There are several limitations to consider when interpreting the results. First, there was a small number of participants with very limited experience with moving hospital beds and stretchers. Actual nurses who are familiar with using power-drive or have had extensive training in its use, may have resulted in larger benefits of the power-drive. A more robust subject population may also solidify the differences between power-drive and manual maneuvering of beds/stretchers. Second, the evaluation was conducted through a laboratory simulation. The patient was bags of sand set-up to simulate the patient’s body by positioning them in an expected pattern on the bed. Walls were simulated by stacks of cardboard boxes. In all, the simulation represented typical transports conducted in hospitals with expected loads of different sized patients.
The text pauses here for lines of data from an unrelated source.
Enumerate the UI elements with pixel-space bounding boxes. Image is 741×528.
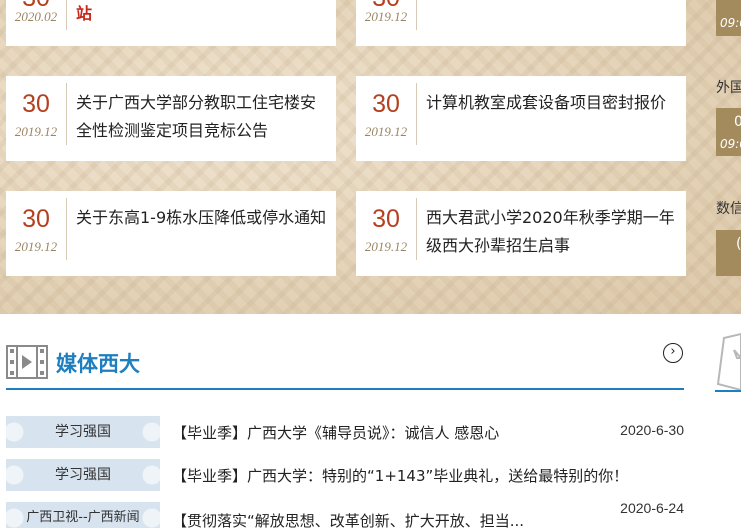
notice-year-month: 2019.12 [364, 239, 408, 254]
notice-day: 30 [372, 90, 400, 118]
notice-divider [416, 198, 417, 260]
notice-year-month: 2020.02 [14, 9, 58, 24]
right-events-column: 09:0 外国 0 09:0 数信 ( [700, 0, 741, 314]
media-divider [6, 388, 684, 390]
media-list-item[interactable]: 学习强国 【毕业季】广西大学：特别的“1+143”毕业典礼，送给最特别的你！ [6, 459, 684, 491]
event-date-box[interactable]: ( [716, 230, 741, 276]
notice-title[interactable]: 站 [76, 0, 328, 28]
media-source-tag[interactable]: 学习强国 [6, 416, 160, 448]
notice-year-month: 2019.12 [14, 239, 58, 254]
notice-title[interactable]: 计算机教室成套设备项目密封报价 [426, 89, 678, 117]
event-date-box[interactable]: 09:0 [716, 0, 741, 36]
notice-title[interactable]: 西大君武小学2020年秋季学期一年级西大孙辈招生启事 [426, 204, 678, 260]
media-section-header: 媒体西大 › [6, 338, 684, 390]
notice-divider [66, 198, 67, 260]
notice-divider [416, 0, 417, 30]
notice-year-month: 2019.12 [364, 9, 408, 24]
notice-card[interactable]: 30 2019.12 关于广西大学部分教职工住宅楼安全性检测鉴定项目竞标公告 [6, 76, 336, 161]
media-item-date: 2020-6-24 [620, 500, 684, 516]
media-source-tag[interactable]: 广西卫视--广西新闻 [6, 502, 160, 528]
media-item-date: 2020-6-30 [620, 422, 684, 438]
notice-year-month: 2019.12 [14, 124, 58, 139]
event-category-label[interactable]: 外国 [716, 77, 741, 97]
notice-day: 30 [22, 205, 50, 233]
notice-day: 30 [372, 205, 400, 233]
media-item-title[interactable]: 【毕业季】广西大学：特别的“1+143”毕业典礼，送给最特别的你！ [172, 465, 628, 486]
notice-divider [416, 83, 417, 145]
event-time: 09:0 [720, 16, 741, 30]
media-item-title[interactable]: 【贯彻落实“解放思想、改革创新、扩大开放、担当... [172, 510, 524, 528]
event-date-box[interactable]: 0 09:0 [716, 108, 741, 156]
media-list-item[interactable]: 学习强国 【毕业季】广西大学《辅导员说》：诚信人 感恩心 2020-6-30 [6, 416, 684, 448]
notice-divider [66, 83, 67, 145]
notice-divider [66, 0, 67, 30]
more-arrow-button[interactable]: › [663, 343, 683, 363]
event-category-label[interactable]: 数信 [716, 198, 741, 218]
event-day: 0 [734, 114, 741, 130]
notice-card[interactable]: 30 2019.12 [356, 0, 686, 46]
star-badge-icon [715, 332, 741, 392]
media-list-item[interactable]: 广西卫视--广西新闻 【贯彻落实“解放思想、改革创新、扩大开放、担当... 20… [6, 500, 684, 528]
event-day: ( [736, 236, 741, 252]
notice-card[interactable]: 30 2019.12 关于东高1-9栋水压降低或停水通知 [6, 191, 336, 276]
notice-year-month: 2019.12 [364, 124, 408, 139]
notice-day: 30 [22, 90, 50, 118]
media-item-title[interactable]: 【毕业季】广西大学《辅导员说》：诚信人 感恩心 [172, 422, 499, 443]
event-time: 09:0 [720, 137, 741, 151]
film-icon [6, 345, 48, 379]
notice-card[interactable]: 30 2020.02 站 [6, 0, 336, 46]
media-source-tag[interactable]: 学习强国 [6, 459, 160, 491]
notice-card[interactable]: 30 2019.12 计算机教室成套设备项目密封报价 [356, 76, 686, 161]
media-section-title: 媒体西大 [56, 352, 140, 376]
notice-title[interactable]: 关于广西大学部分教职工住宅楼安全性检测鉴定项目竞标公告 [76, 89, 328, 145]
notice-title[interactable]: 关于东高1-9栋水压降低或停水通知 [76, 204, 328, 232]
notice-card[interactable]: 30 2019.12 西大君武小学2020年秋季学期一年级西大孙辈招生启事 [356, 191, 686, 276]
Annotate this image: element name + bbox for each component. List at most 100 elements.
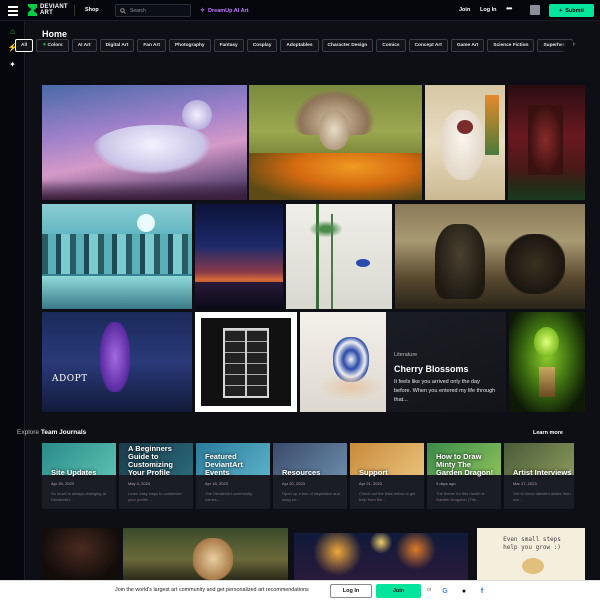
journal-card[interactable]: How to Draw Minty The Garden Dragon! 4 da… <box>427 443 501 509</box>
shop-link[interactable]: Shop <box>85 7 99 13</box>
deviantart-logo[interactable]: DEVIANT ART <box>28 4 68 16</box>
logo-text-art: ART <box>40 10 53 16</box>
divider <box>74 5 75 16</box>
join-banner: Join the world's largest art community a… <box>0 580 600 600</box>
top-navigation-bar: DEVIANT ART Shop Search ✧ DreamUp AI Art J… <box>0 0 600 21</box>
chip-fan-art[interactable]: Fan Art <box>137 39 166 52</box>
footer-join-button[interactable]: Join <box>376 584 421 598</box>
apple-icon[interactable]: ● <box>459 586 469 596</box>
home-icon[interactable]: ⌂ <box>7 26 18 37</box>
artwork-green-serpent[interactable] <box>509 312 585 412</box>
literature-card[interactable]: Literature Cherry Blossoms It feels like… <box>386 312 506 412</box>
explore-prefix: Explore <box>17 429 40 436</box>
artwork-fireworks[interactable] <box>294 533 468 580</box>
journal-card[interactable]: Resources Apr 20, 2023 Open up a box of in… <box>273 443 347 509</box>
chip-colors-label: Colors <box>47 43 63 48</box>
chip-character-design[interactable]: Character Design <box>321 39 374 52</box>
note-text: Even small steps help you grow :) <box>503 536 561 551</box>
journal-date: Apr 21, 2023 <box>359 481 382 486</box>
journal-title: Site Updates <box>51 468 97 477</box>
artwork-cat[interactable] <box>425 85 505 200</box>
avatar-icon[interactable] <box>530 5 540 15</box>
chevron-right-icon[interactable]: › <box>569 466 572 475</box>
google-icon[interactable]: G <box>440 586 450 596</box>
artwork-bamboo-bird[interactable] <box>286 204 392 309</box>
chip-cosplay[interactable]: Cosplay <box>246 39 278 52</box>
chip-adoptables[interactable]: Adoptables <box>280 39 319 52</box>
chip-comics[interactable]: Comics <box>376 39 406 52</box>
journal-title: A Beginners Guide to Customizing Your Pr… <box>128 444 173 477</box>
journal-title: Artist Interviews <box>513 468 572 477</box>
footer-login-button[interactable]: Log In <box>330 584 372 598</box>
literature-title: Cherry Blossoms <box>394 364 469 374</box>
artwork-window[interactable] <box>195 312 297 412</box>
journal-date: 4 days ago <box>436 481 456 486</box>
journal-card[interactable]: A Beginners Guide to Customizing Your Pr… <box>119 443 193 509</box>
submit-button[interactable]: + Submit <box>549 4 594 17</box>
login-link[interactable]: Log In <box>480 7 497 13</box>
artwork-frozen-lake[interactable] <box>42 204 192 309</box>
journal-date: Mar 17, 2023 <box>513 481 537 486</box>
artwork-red-forest[interactable] <box>508 85 585 200</box>
journal-excerpt: Get to know talented artists from our... <box>513 491 571 502</box>
journal-card[interactable]: Site Updates Apr 26, 2023 So much is alway… <box>42 443 116 509</box>
dreamup-link[interactable]: ✧ DreamUp AI Art <box>200 7 249 15</box>
chip-all[interactable]: All <box>15 39 34 52</box>
artwork-note-sketch[interactable]: Even small steps help you grow :) <box>477 528 585 580</box>
journal-card[interactable]: Featured DeviantArt Events Apr 18, 2023 Th… <box>196 443 270 509</box>
journal-excerpt: Check out the links below to get help fr… <box>359 491 416 502</box>
chip-photography[interactable]: Photography <box>168 39 211 52</box>
logo-mark-icon <box>28 4 37 16</box>
journal-title: Resources <box>282 468 321 477</box>
journal-date: May 4, 2024 <box>128 481 151 486</box>
facebook-icon[interactable]: f <box>477 586 487 596</box>
learn-more-link[interactable]: Learn more <box>533 430 563 436</box>
journal-card[interactable]: Artist Interviews Mar 17, 2023 Get to know… <box>504 443 574 509</box>
chevron-right-icon[interactable]: › <box>560 41 575 53</box>
chip-science-fiction[interactable]: Science Fiction <box>487 39 535 52</box>
journal-date: Apr 18, 2023 <box>205 481 228 486</box>
chip-digital-art[interactable]: Digital Art <box>99 39 135 52</box>
join-link[interactable]: Join <box>459 7 470 13</box>
journal-excerpt: So much is always changing at DeviantArt… <box>51 491 106 502</box>
menu-icon[interactable] <box>8 6 18 16</box>
chip-ai-art[interactable]: AI Art <box>71 39 97 52</box>
chip-fantasy[interactable]: Fantasy <box>213 39 244 52</box>
more-options-icon[interactable]: ••• <box>506 4 512 13</box>
plus-icon: + <box>559 7 563 14</box>
literature-category: Literature <box>394 352 418 358</box>
spark-icon[interactable]: ✦ <box>7 59 18 70</box>
journal-title: Featured DeviantArt Events <box>205 452 243 477</box>
artwork-fennec[interactable] <box>123 528 288 580</box>
journal-title: Support <box>359 468 388 477</box>
artwork-owl[interactable] <box>249 85 422 200</box>
dreamup-label: DreamUp AI Art <box>208 7 249 14</box>
artwork-adopt[interactable]: ADOPT <box>42 312 192 412</box>
or-label: or <box>427 587 432 593</box>
search-input[interactable]: Search <box>115 4 191 17</box>
chip-colors[interactable]: ✦ Colors <box>36 39 69 52</box>
journal-date: Apr 26, 2023 <box>51 481 74 486</box>
explore-title: Team Journals <box>40 429 87 436</box>
artwork-dragon[interactable] <box>42 85 247 200</box>
sidebar: ⌂ ⚡ ✦ <box>0 21 25 600</box>
submit-label: Submit <box>565 7 584 14</box>
literature-excerpt: It feels like you arrived only the day b… <box>394 379 496 403</box>
page-title: Home <box>42 29 68 39</box>
adopt-label: ADOPT <box>52 374 88 384</box>
journal-excerpt: The theme for this month is Garden Drago… <box>436 491 485 502</box>
journal-excerpt: Open up a box of inspiration and snag so… <box>282 491 340 502</box>
category-chips: All ✦ Colors AI Art Digital Art Fan Art Photo… <box>15 39 575 53</box>
join-banner-text: Join the world's largest art community a… <box>115 587 309 593</box>
chip-game-art[interactable]: Game Art <box>450 39 485 52</box>
dreamup-icon: ✧ <box>200 8 206 14</box>
artwork-samurai[interactable] <box>395 204 585 309</box>
artwork-dark-figure[interactable] <box>42 528 120 580</box>
artwork-night-sky[interactable] <box>195 204 283 309</box>
journal-excerpt: The DeviantArt community comes... <box>205 491 253 502</box>
journal-card[interactable]: Support Apr 21, 2023 Check out the links b… <box>350 443 424 509</box>
journal-date: Apr 20, 2023 <box>282 481 305 486</box>
journal-title: How to Draw Minty The Garden Dragon! <box>436 452 494 477</box>
explore-heading: Explore Team Journals <box>17 429 86 436</box>
chip-concept-art[interactable]: Concept Art <box>408 39 448 52</box>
Third, the biomechanical model estimated the loads on the spine. During maneuvering of the beds/stretchers, loads under other structure within the body (e.g. shoulders) would also be loaded significantly. Pushing and pulling is very different from lifting and is just starting to be understand with respect to the potential injury mechanisms for the low back and shoulders. Future research needs to investigate the impact of pushing and pulling on the whole body. Fourth, the simulation did not include other interactions with other equipment, people, or environments when investigating the power drive intervention. Finally, only one style of power-drive was evaluated in the current assessment. Other power-drive designs may provide better feedback that may further decrease the loads on the back.
5. Conclusion
Power-drive was found to be beneficial in reducing the three-dimensional spine loads (8–21% for bed and 6%–7% for stretcher) with the more complex maneuvering tasks such as cornering, up-ramp, and down-ramp, having greater reductions (9–20%) as compared to manual maneuvering. However, these benefits may be larger if individuals are more experienced or better trained as it appeared that participants who were inexperienced over pushed on the handles when using power-drive. Participants perceived the exertion levels to be lower for the power-drive as compared to the manual maneuvering, likely meaning nurses and nursing aides would buy into using them when transporting beds and stretchers.
Acknowledgements
We would like to thank Hill-Rom, Inc. for partially funding this study.
Declaration of competing interest
The authors declare the following financial interests/personal relationships which may be considered as potential competing interests: Kermit Davis and Susan Kotowski received finanicial support to conduct the study by HillRom Inc.